Видимость была хорошей, дул легкий юго-западный ветер. Я выпрыгнул из C-130, сделал быстрый кувырок и почти минуту падал, распластавшись на животе и вытянув руки. Бросив взгляд на шкалу альтиметра на запястье, я раскрылся на 4000 футов (1220 м). Купол раскрылся без каких-либо проблем. На 500 (150 м) я потянул за язычок замка, чтобы отцепить рюкзак, затем подтянул колени в положение готовности к приземлению. Но я потянул клеванты и слишком быстро отпустил их, и на 100 футах (30,5 м) увидел, что иду прямо на большой валун, и у меня не осталось возможности сманеврировать.

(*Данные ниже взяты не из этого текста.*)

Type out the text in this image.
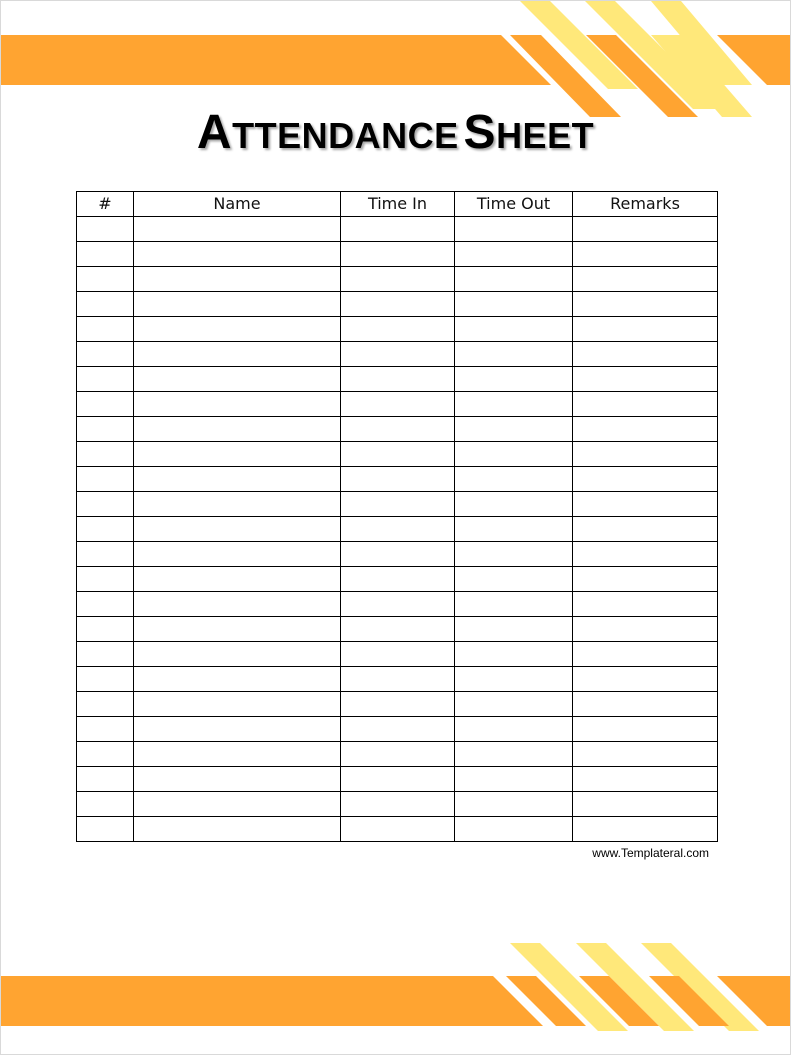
ATTENDANCE SHEET
#	Name	Time In	Time Out	Remarks

www.Templateral.com
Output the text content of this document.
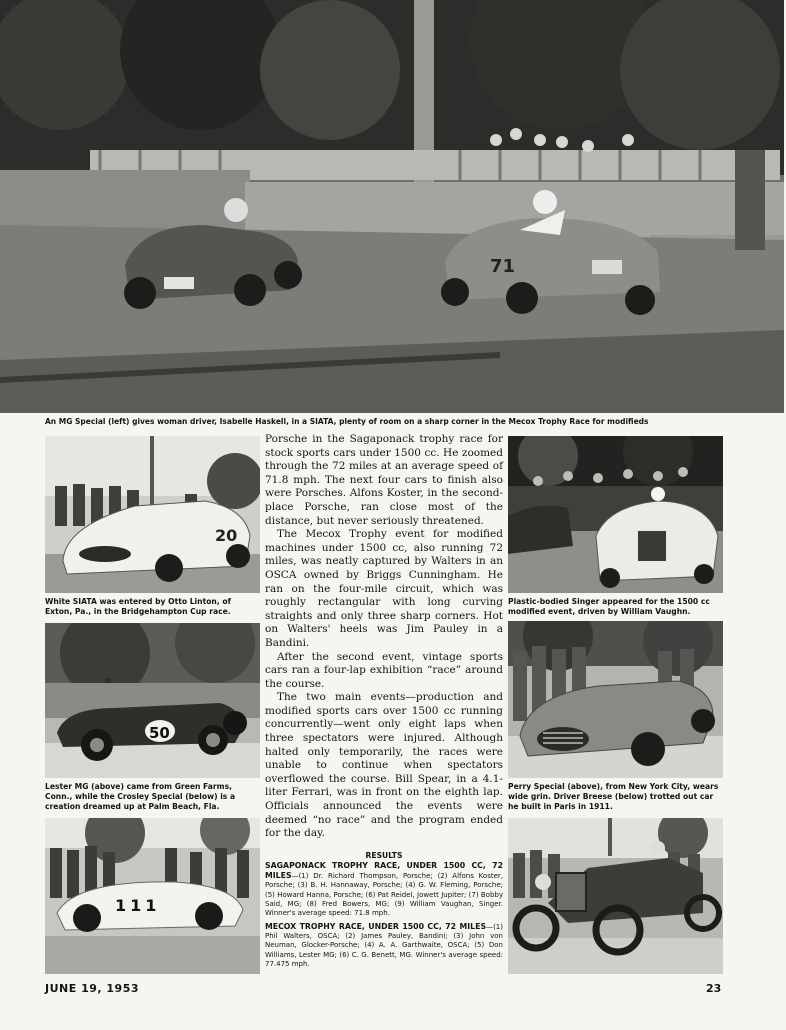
71
An MG Special (left) gives woman driver, Isabelle Haskell, in a SIATA, plenty of room on a sharp corner in the Mecox Trophy Race for modifieds
20
White SIATA was entered by Otto Linton, of Exton, Pa., in the Bridgehampton Cup race.
50
Lester MG (above) came from Green Farms, Conn., while the Crosley Special (below) is a creation dreamed up at Palm Beach, Fla.
111

Porsche in the Sagaponack trophy race for stock sports cars under 1500 cc. He zoomed through the 72 miles at an average speed of 71.8 mph. The next four cars to finish also were Porsches. Alfons Koster, in the second-place Porsche, ran close most of the distance, but never seriously threatened.

The Mecox Trophy event for modified machines under 1500 cc, also running 72 miles, was neatly captured by Walters in an OSCA owned by Briggs Cunningham. He ran on the four-mile circuit, which was roughly rectangular with long curving straights and only three sharp corners. Hot on Walters' heels was Jim Pauley in a Bandini.

After the second event, vintage sports cars ran a four-lap exhibition “race” around the course.

The two main events—production and modified sports cars over 1500 cc running concurrently—went only eight laps when three spectators were injured. Although halted only temporarily, the races were unable to continue when spectators overflowed the course. Bill Spear, in a 4.1-liter Ferrari, was in front on the eighth lap. Officials announced the events were deemed “no race” and the program ended for the day.

RESULTS
SAGAPONACK TROPHY RACE, UNDER 1500 CC, 72 MILES—(1) Dr. Richard Thompson, Porsche; (2) Alfons Koster, Porsche; (3) B. H. Hannaway, Porsche; (4) G. W. Fleming, Porsche; (5) Howard Hanna, Porsche; (6) Pat Reidel, Jowett Jupiter; (7) Bobby Said, MG; (8) Fred Bowers, MG; (9) William Vaughan, Singer. Winner's average speed: 71.8 mph.
MECOX TROPHY RACE, UNDER 1500 CC, 72 MILES—(1) Phil Walters, OSCA; (2) James Pauley, Bandini; (3) John von Neuman, Glocker-Porsche; (4) A. A. Garthwaite, OSCA; (5) Don Williams, Lester MG; (6) C. G. Benett, MG. Winner's average speed: 77.475 mph.
Plastic-bodied Singer appeared for the 1500 cc modified event, driven by William Vaughn.
Perry Special (above), from New York City, wears wide grin. Driver Breese (below) trotted out car he built in Paris in 1911.
JUNE 19, 1953	23
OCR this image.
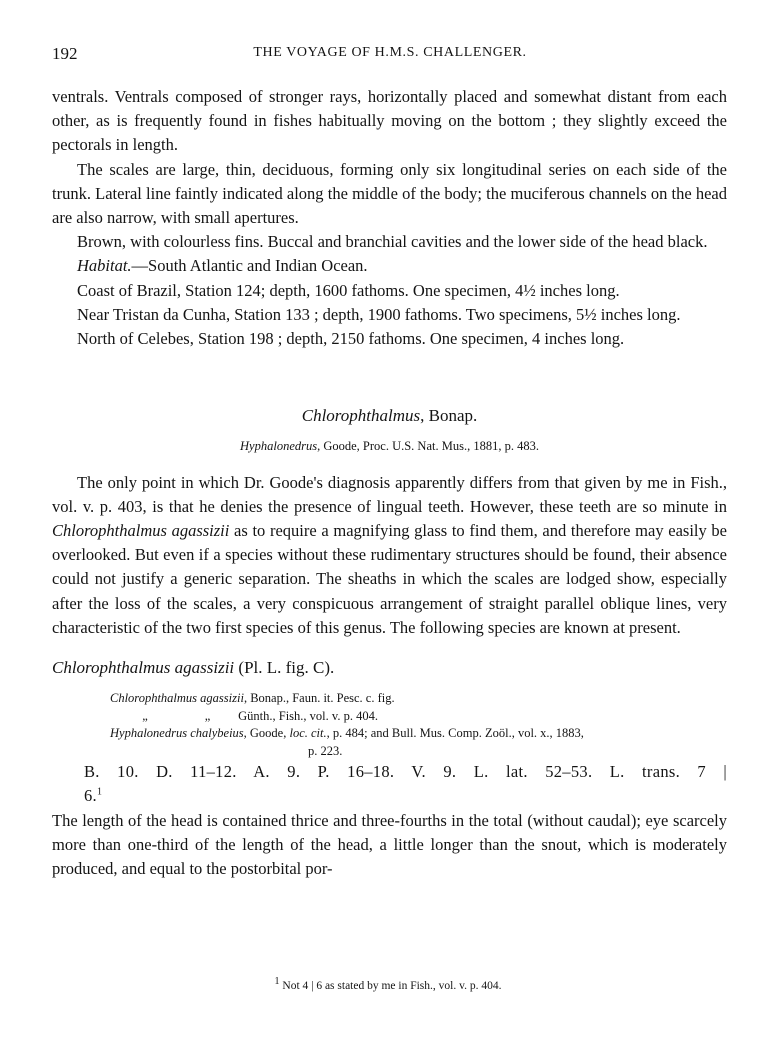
192	THE VOYAGE OF H.M.S. CHALLENGER.

ventrals. Ventrals composed of stronger rays, horizontally placed and somewhat distant from each other, as is frequently found in fishes habitually moving on the bottom ; they slightly exceed the pectorals in length.

The scales are large, thin, deciduous, forming only six longitudinal series on each side of the trunk. Lateral line faintly indicated along the middle of the body; the muciferous channels on the head are also narrow, with small apertures.

Brown, with colourless fins. Buccal and branchial cavities and the lower side of the head black.

Habitat.—South Atlantic and Indian Ocean.

Coast of Brazil, Station 124; depth, 1600 fathoms. One specimen, 4½ inches long.

Near Tristan da Cunha, Station 133 ; depth, 1900 fathoms. Two specimens, 5½ inches long.

North of Celebes, Station 198 ; depth, 2150 fathoms. One specimen, 4 inches long.

Chlorophthalmus, Bonap.

Hyphalonedrus, Goode, Proc. U.S. Nat. Mus., 1881, p. 483.

The only point in which Dr. Goode's diagnosis apparently differs from that given by me in Fish., vol. v. p. 403, is that he denies the presence of lingual teeth. However, these teeth are so minute in Chlorophthalmus agassizii as to require a magnifying glass to find them, and therefore may easily be overlooked. But even if a species without these rudimentary structures should be found, their absence could not justify a generic separation. The sheaths in which the scales are lodged show, especially after the loss of the scales, a very conspicuous arrangement of straight parallel oblique lines, very characteristic of the two first species of this genus. The following species are known at present.

Chlorophthalmus agassizii (Pl. L. fig. C).

Chlorophthalmus agassizii, Bonap., Faun. it. Pesc. c. fig.
„	„ Günth., Fish., vol. v. p. 404.
Hyphalonedrus chalybeius, Goode, loc. cit., p. 484; and Bull. Mus. Comp. Zoöl., vol. x., 1883,
p. 223.

B. 10. D. 11–12. A. 9. P. 16–18. V. 9. L. lat. 52–53. L. trans. 7 | 6.$^1$

The length of the head is contained thrice and three-fourths in the total (without caudal); eye scarcely more than one-third of the length of the head, a little longer than the snout, which is moderately produced, and equal to the postorbital por-

$^1$ Not 4 | 6 as stated by me in Fish., vol. v. p. 404.
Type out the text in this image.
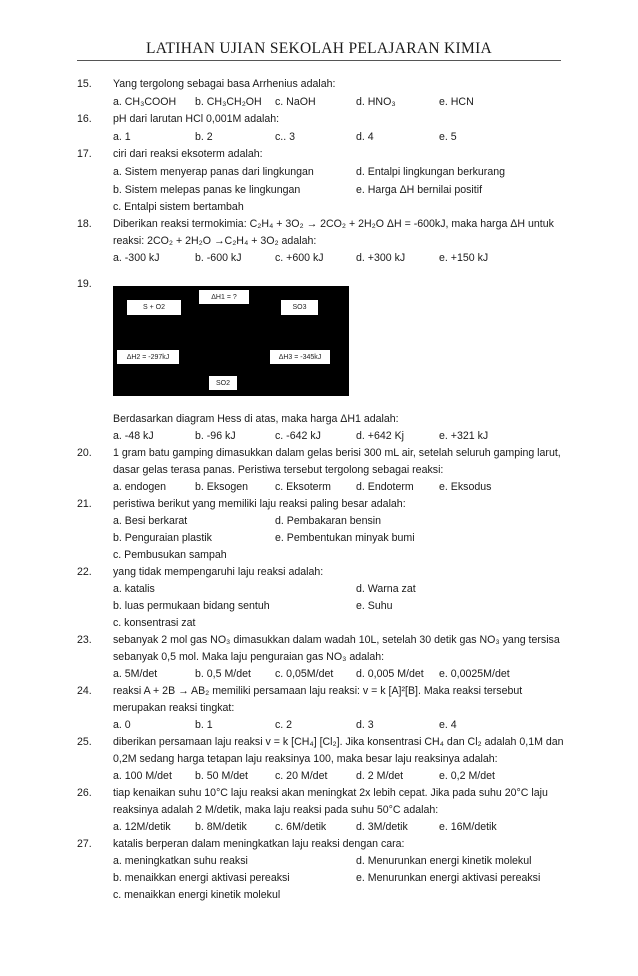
LATIHAN UJIAN SEKOLAH PELAJARAN KIMIA
15. Yang tergolong sebagai basa Arrhenius adalah:
a. CH₃COOH b. CH₃CH₂OH c. NaOH	d. HNO₃	e. HCN
16. pH dari larutan HCl 0,001M adalah:
a. 1	b. 2	c.. 3	d. 4	e. 5
17. ciri dari reaksi eksoterm adalah:
a. Sistem menyerap panas dari lingkungan	d. Entalpi lingkungan berkurang
b. Sistem melepas panas ke lingkungan	e. Harga ΔH bernilai positif
c. Entalpi sistem bertambah
18. Diberikan reaksi termokimia: C₂H₄ + 3O₂ → 2CO₂ + 2H₂O ΔH = -600kJ, maka harga ΔH untuk
reaksi: 2CO₂ + 2H₂O →C₂H₄ + 3O₂ adalah:
a. -300 kJ	b. -600 kJ	c. +600 kJ	d. +300 kJ	e. +150 kJ
19.
S + O2
ΔH1 = ?
SO3
ΔH2 = -297kJ	ΔH3 = -345kJ
SO2
Berdasarkan diagram Hess di atas, maka harga ΔH1 adalah:
a. -48 kJ	b. -96 kJ	c. -642 kJ	d. +642 Kj	e. +321 kJ
20. 1 gram batu gamping dimasukkan dalam gelas berisi 300 mL air, setelah seluruh gamping larut,
dasar gelas terasa panas. Peristiwa tersebut tergolong sebagai reaksi:
a. endogen	b. Eksogen	c. Eksoterm d. Endoterm e. Eksodus
21. peristiwa berikut yang memiliki laju reaksi paling besar adalah:
a. Besi berkarat	d. Pembakaran bensin
b. Penguraian plastik	e. Pembentukan minyak bumi
c. Pembusukan sampah
22. yang tidak mempengaruhi laju reaksi adalah:
a. katalis	d. Warna zat
b. luas permukaan bidang sentuh	e. Suhu
c. konsentrasi zat
23. sebanyak 2 mol gas NO₃ dimasukkan dalam wadah 10L, setelah 30 detik gas NO₃ yang tersisa
sebanyak 0,5 mol. Maka laju penguraian gas NO₃ adalah:
a. 5M/det	b. 0,5 M/det c. 0,05M/det d. 0,005 M/det e. 0,0025M/det
24. reaksi A + 2B → AB₂ memiliki persamaan laju reaksi: v = k [A]²[B]. Maka reaksi tersebut
merupakan reaksi tingkat:
a. 0	b. 1	c. 2	d. 3	e. 4
25. diberikan persamaan laju reaksi v = k [CH₄] [Cl₂]. Jika konsentrasi CH₄ dan Cl₂ adalah 0,1M dan
0,2M sedang harga tetapan laju reaksinya 100, maka besar laju reaksinya adalah:
a. 100 M/det b. 50 M/det	c. 20 M/det	d. 2 M/det	e. 0,2 M/det
26. tiap kenaikan suhu 10°C laju reaksi akan meningkat 2x lebih cepat. Jika pada suhu 20°C laju
reaksinya adalah 2 M/detik, maka laju reaksi pada suhu 50°C adalah:
a. 12M/detik b. 8M/detik	c. 6M/detik	d. 3M/detik	e. 16M/detik
27. katalis berperan dalam meningkatkan laju reaksi dengan cara:
a. meningkatkan suhu reaksi	d. Menurunkan energi kinetik molekul
b. menaikkan energi aktivasi pereaksi	e. Menurunkan energi aktivasi pereaksi
c. menaikkan energi kinetik molekul
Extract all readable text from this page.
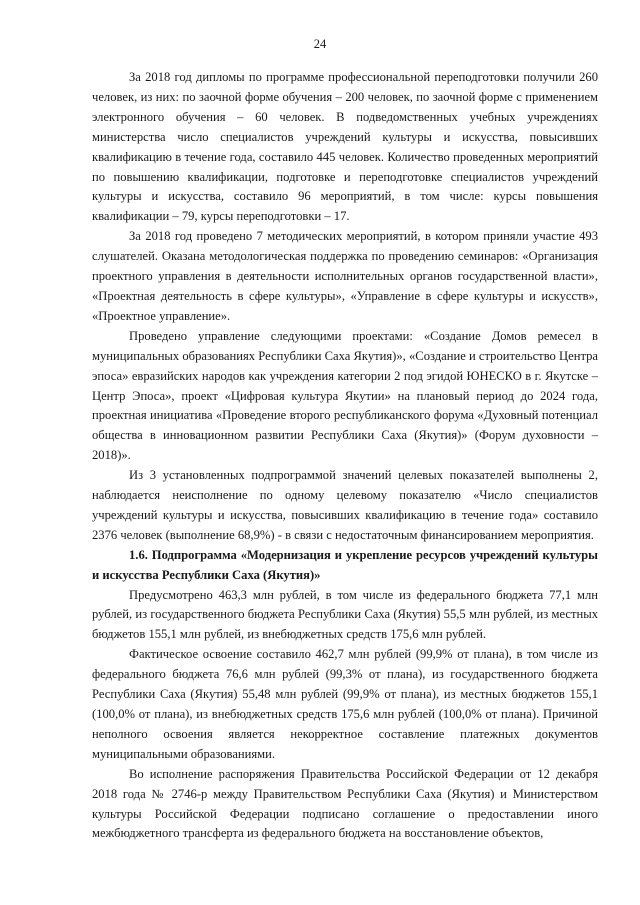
24

За 2018 год дипломы по программе профессиональной переподготовки получили 260 человек, из них: по заочной форме обучения – 200 человек, по заочной форме с применением электронного обучения – 60 человек. В подведомственных учебных учреждениях министерства число специалистов учреждений культуры и искусства, повысивших квалификацию в течение года, составило 445 человек. Количество проведенных мероприятий по повышению квалификации, подготовке и переподготовке специалистов учреждений культуры и искусства, составило 96 мероприятий, в том числе: курсы повышения квалификации – 79, курсы переподготовки – 17.

За 2018 год проведено 7 методических мероприятий, в котором приняли участие 493 слушателей. Оказана методологическая поддержка по проведению семинаров: «Организация проектного управления в деятельности исполнительных органов государственной власти», «Проектная деятельность в сфере культуры», «Управление в сфере культуры и искусств», «Проектное управление».

Проведено управление следующими проектами: «Создание Домов ремесел в муниципальных образованиях Республики Саха Якутия)», «Создание и строительство Центра эпоса» евразийских народов как учреждения категории 2 под эгидой ЮНЕСКО в г. Якутске – Центр Эпоса», проект «Цифровая культура Якутии» на плановый период до 2024 года, проектная инициатива «Проведение второго республиканского форума «Духовный потенциал общества в инновационном развитии Республики Саха (Якутия)» (Форум духовности – 2018)».

Из 3 установленных подпрограммой значений целевых показателей выполнены 2, наблюдается неисполнение по одному целевому показателю «Число специалистов учреждений культуры и искусства, повысивших квалификацию в течение года» составило 2376 человек (выполнение 68,9%) - в связи с недостаточным финансированием мероприятия.

1.6. Подпрограмма «Модернизация и укрепление ресурсов учреждений культуры и искусства Республики Саха (Якутия)»

Предусмотрено 463,3 млн рублей, в том числе из федерального бюджета 77,1 млн рублей, из государственного бюджета Республики Саха (Якутия) 55,5 млн рублей, из местных бюджетов 155,1 млн рублей, из внебюджетных средств 175,6 млн рублей.

Фактическое освоение составило 462,7 млн рублей (99,9% от плана), в том числе из федерального бюджета 76,6 млн рублей (99,3% от плана), из государственного бюджета Республики Саха (Якутия) 55,48 млн рублей (99,9% от плана), из местных бюджетов 155,1 (100,0% от плана), из внебюджетных средств 175,6 млн рублей (100,0% от плана). Причиной неполного освоения является некорректное составление платежных документов муниципальными образованиями.

Во исполнение распоряжения Правительства Российской Федерации от 12 декабря 2018 года № 2746-р между Правительством Республики Саха (Якутия) и Министерством культуры Российской Федерации подписано соглашение о предоставлении иного межбюджетного трансферта из федерального бюджета на восстановление объектов,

Я ударился об него, боль в ногах была настолько сильной, что я сразу впал в шок. Медик нашей группы, Берни О'Рурк, подбежал ко мне, увидел, что кусок моей правой бедренной кости, проткнув штанину, торчит над голенищем ботинка, и стащил с меня подвесную.
Он сделал две инъекции морфия и намотал повязку прямо поверх формы. Сержант группы вызвал грузовик, чтобы отвезти меня на Кларк.
Берни сказал ему: "Ты с ума сошел? Это пять часов езды".
Вместо этого Берни вызвал медэвак, который прибыл через сорок пять минут. Когда он и еще один член группы несли носилки со мной к задней части "Чинука", Берни поскользнулся и выронил свой конец носилок, который ударился о рампу.
"Ох, Чангиз, прости меня", сказал он.
"Какого хера, Берни", ответил я с улыбкой, полностью оглушенный морфием.
На бетонке авиабазы Кларк меня ждала санитарная машина, доставившая меня в госпиталь. Я провел пять с половиной часов в операционной и ничего не почувствовал.
На следующий день я проснулся с ногой на вытяжении, а моя лодыжка удерживалась пластинами, прикрепленными с обеих сторон дюжиной винтов. Через месяц меня перевезли санитарным бортом на Окинаву, где я провел еще три месяца, ковыляя в гипсе, в обнимку с костылями.